Assistant Professor CMSRU Camden, New Jersey, United States
Objectives: Medication refills can be a repetitive and time-intensive process for providers. Many medications, including vaginal estrogen, are refilled electronically by providers without a concurrent office visit. Integrated refill protocols are a clinical decision support (CDS) tool that lets providers quickly and safely determine the appropriateness of a refill request. CDS tools can improve effectiveness, user satisfaction, and efficacy when processing refill requests. We sought to develop a standardized, integrated CDS tool within our electronic health record (EHR) that would decrease errors in vaginal estrogen refills and decrease the burden of refill requests on providers.
Methods: Baseline data was collected from electronic vaginal estrogen refill requests between October 2022 through October 2023. A standardized, refill protocol was developed collaboratively between all providers in our office, encompassing parameters that providers manually review prior to refilling vaginal estrogen requests. These parameters were then integrated into our EHR and automatically appear when a vaginal estrogen refill request is sent to providers (Figure 1). The CDS tool was then implemented for our providers and then data was recollected after 6 months of implementation.
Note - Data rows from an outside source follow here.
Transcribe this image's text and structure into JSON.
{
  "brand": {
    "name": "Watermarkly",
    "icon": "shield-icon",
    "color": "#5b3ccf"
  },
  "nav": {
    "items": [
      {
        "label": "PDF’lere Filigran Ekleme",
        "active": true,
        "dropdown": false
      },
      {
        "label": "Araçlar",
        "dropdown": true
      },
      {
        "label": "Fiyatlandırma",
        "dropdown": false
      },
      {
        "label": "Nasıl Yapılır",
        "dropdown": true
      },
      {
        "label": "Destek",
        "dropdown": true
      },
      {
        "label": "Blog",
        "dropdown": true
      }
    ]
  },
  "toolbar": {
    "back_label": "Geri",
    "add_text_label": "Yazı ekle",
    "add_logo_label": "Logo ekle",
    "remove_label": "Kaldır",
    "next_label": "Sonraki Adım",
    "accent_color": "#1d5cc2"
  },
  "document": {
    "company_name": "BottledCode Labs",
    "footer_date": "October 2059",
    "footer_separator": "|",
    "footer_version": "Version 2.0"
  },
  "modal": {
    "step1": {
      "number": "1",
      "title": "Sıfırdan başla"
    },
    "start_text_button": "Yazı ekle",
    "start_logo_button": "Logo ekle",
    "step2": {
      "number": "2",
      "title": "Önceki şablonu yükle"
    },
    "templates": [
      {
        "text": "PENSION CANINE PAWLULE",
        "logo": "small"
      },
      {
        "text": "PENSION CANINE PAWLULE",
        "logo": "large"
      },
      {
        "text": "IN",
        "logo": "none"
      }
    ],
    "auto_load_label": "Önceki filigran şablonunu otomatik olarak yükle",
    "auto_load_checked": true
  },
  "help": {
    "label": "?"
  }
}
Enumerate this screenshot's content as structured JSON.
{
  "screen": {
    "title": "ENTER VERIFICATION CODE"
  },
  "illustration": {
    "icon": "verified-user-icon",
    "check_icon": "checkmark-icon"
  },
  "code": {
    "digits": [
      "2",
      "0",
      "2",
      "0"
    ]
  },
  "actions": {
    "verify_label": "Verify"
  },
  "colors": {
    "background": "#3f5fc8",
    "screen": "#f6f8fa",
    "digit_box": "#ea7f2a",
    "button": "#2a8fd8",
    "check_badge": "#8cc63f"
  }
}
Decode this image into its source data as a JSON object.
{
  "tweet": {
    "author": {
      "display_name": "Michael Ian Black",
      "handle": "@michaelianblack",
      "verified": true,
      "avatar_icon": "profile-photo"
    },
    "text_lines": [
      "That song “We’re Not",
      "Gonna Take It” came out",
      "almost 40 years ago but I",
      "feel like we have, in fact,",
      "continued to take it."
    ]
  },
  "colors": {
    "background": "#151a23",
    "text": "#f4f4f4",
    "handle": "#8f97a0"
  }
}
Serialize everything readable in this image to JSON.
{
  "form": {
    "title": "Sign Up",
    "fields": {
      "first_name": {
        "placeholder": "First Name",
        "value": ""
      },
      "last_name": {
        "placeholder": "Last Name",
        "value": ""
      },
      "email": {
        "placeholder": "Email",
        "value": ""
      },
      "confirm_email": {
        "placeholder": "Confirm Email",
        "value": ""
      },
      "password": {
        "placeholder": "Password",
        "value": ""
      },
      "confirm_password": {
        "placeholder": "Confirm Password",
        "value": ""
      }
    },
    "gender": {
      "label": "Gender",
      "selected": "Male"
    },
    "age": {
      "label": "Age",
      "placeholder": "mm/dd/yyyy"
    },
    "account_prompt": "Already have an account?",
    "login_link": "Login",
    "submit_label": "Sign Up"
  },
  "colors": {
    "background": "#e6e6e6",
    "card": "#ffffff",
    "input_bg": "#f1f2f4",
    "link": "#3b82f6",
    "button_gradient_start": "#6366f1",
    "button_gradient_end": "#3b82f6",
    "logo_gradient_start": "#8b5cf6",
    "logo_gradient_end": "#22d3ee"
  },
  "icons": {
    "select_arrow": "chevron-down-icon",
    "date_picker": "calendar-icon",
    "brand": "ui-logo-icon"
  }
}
Results: Baseline data revealed that our providers received 396 electronic medication refills, 200 requests for vaginal estrogen (51%). Of the 167 vaginal estrogen refill requests that were approved, 24 (14%) had not been seen in the office in over 1 year. After further investigation of patients who had not been in the office in over 1 year, 7 (29%) had a diagnosis of postmenopausal bleeding in their chart and 1 (4%) had a diagnosis of endometrial cancer in their chart. Following implementation of an integrated CDS, only 9 (7%) patients of the 124 vaginal estrogen refill requests approved had not been seen in the office in more than 1 year. Of these patients, no patients had the diagnosis of postmenopausal bleeding, breast cancer, or endometrial cancer.
Conclusions: Utilization of an integrated CDS tool for the refill requests of vaginal estrogen may improve patient safety while simultaneously decreasing provider burden.
Figure 1: Example of refill protocol. Red “X” indicates failure of a parameter in the protocol, whereas green checkmark indicates passing of parameter.